Success of DE college savings pilot paints promising future, says Treasurer
DELAWARE – A pilot incentive program aimed at getting Delawareans to start saving for higher education earlier is showing promising numbers.
In the last six months of 2022, First State, First Steps contributed $37,700 to Delawareans’ DE529 Education Savings Plans. Delaware’s Treasury matches the first $100 put into newly opened accounts if the beneficiary is five years old or younger, and is a Delaware resident.
“Really, the concept is to help people to entice them to start saving at a really young age. We start thinking about little ones when they’re just born, and what their future looks like. Now is a great time to be investing,” said Delaware Treasurer Colleen Davis. “The hope is that when you start early, it makes it easier to really prepare for higher education for children.”
Getting the Message Out
Davis says the numbers are painting a bright picture for the future of Delaware’s youngest learners.
“We really are excited about the numbers that we’re seeing because it, to me, means we’re effectively messaging, and enticing people to get started and save,” said Davis. “It’s possible, and the earlier you start, the more incentive there is to just keep that going. We’ll look for, I think, other opportunities down the road to continue this type of activity.”
Savings Beyond College
Currently, Davis says her team is working on building out an updated platform to support Secure 2.0. Under the new system, Davis says certain participants will be able to see savings long after their college career is over.
“Under Secure 2.0, we now have the opportunity for this type of a savings vehicle to become available once people age out of that earlier time frame when you might be looking to get an education,” said Davis. “We’re creating more flexibility within these savings vehicles to eventually roll them into IRAs, and under Secure 2.0 we’re going to have the ability to do that.”
The new platform comes as a recent tax break is bolstering the program, says Davis. Participants don’t pay any taxes on the money as it grows. And, withdrawals for expenses like tuition, fees, and books are federal and Delaware income tax-free.

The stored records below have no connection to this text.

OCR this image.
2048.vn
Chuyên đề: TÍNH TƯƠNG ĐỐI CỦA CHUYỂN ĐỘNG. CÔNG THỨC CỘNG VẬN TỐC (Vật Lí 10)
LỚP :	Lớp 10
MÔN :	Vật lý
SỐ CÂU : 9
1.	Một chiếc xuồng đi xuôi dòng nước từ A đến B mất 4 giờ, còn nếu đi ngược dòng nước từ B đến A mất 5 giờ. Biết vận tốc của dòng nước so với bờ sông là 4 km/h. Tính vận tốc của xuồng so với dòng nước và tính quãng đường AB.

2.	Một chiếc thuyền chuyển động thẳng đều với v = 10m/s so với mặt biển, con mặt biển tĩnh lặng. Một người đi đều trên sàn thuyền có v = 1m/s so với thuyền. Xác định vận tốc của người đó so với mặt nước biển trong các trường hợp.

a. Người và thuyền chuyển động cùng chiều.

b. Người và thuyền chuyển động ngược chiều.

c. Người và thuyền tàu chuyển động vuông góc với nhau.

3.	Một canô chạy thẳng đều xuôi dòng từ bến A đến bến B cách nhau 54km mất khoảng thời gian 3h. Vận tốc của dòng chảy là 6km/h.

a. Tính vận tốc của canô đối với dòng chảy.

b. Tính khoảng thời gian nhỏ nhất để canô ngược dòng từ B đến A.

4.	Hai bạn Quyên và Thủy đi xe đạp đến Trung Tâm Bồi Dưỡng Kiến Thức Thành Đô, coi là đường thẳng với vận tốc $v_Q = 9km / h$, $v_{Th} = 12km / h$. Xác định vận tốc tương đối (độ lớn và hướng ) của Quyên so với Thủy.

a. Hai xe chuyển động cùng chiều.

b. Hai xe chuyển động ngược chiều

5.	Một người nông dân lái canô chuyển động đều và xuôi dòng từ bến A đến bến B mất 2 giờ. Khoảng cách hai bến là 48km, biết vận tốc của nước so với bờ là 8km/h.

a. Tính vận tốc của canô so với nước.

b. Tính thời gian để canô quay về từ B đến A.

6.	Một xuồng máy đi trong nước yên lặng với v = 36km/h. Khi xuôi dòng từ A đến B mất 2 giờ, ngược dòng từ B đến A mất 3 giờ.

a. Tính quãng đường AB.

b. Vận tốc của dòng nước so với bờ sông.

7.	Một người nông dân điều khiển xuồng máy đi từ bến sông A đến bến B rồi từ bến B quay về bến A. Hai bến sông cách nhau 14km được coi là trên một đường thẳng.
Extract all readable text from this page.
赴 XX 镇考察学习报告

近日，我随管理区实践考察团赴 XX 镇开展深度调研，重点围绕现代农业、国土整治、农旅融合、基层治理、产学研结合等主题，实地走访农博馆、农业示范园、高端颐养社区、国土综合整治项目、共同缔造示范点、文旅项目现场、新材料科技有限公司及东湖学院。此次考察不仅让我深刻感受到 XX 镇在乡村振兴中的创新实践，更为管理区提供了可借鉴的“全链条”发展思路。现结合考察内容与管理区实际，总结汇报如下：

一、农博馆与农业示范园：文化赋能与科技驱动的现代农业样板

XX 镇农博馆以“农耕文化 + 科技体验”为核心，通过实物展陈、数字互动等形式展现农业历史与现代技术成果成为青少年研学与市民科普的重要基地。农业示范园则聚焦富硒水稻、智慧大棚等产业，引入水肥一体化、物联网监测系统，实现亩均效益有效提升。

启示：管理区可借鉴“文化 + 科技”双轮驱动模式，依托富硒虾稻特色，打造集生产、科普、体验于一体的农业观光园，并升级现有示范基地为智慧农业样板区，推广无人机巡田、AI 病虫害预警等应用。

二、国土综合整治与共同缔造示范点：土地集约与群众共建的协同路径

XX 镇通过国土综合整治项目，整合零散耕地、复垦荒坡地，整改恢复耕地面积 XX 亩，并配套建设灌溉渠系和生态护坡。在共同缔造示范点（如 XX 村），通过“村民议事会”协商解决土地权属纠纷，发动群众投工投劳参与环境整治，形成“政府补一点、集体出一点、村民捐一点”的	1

Contributions made in 2022 are also up for a major break: federal adjusted gross income will be reduced for any contribution up to $1,000. The reduction is $2,000 for joint returns. Deductions to not apply to tuition in connection with elementary or secondary public, private, or religious schools. Individuals with federal AGI greater than $100,000, or $200,000 for joint returns, are also disqualified. Deductions for couples with an AGI below $200,000 are capped at $2,000.
Davis says as the program grows, so too does interest from would-be participants.
“While we saw an increase in enrollment for children ages zero to five, we also saw increased enrollment for a variety of different ages,” said Davis.” My hope is that we’re creating incentives across the board to really get people engaged in preparing for the cost of higher education.”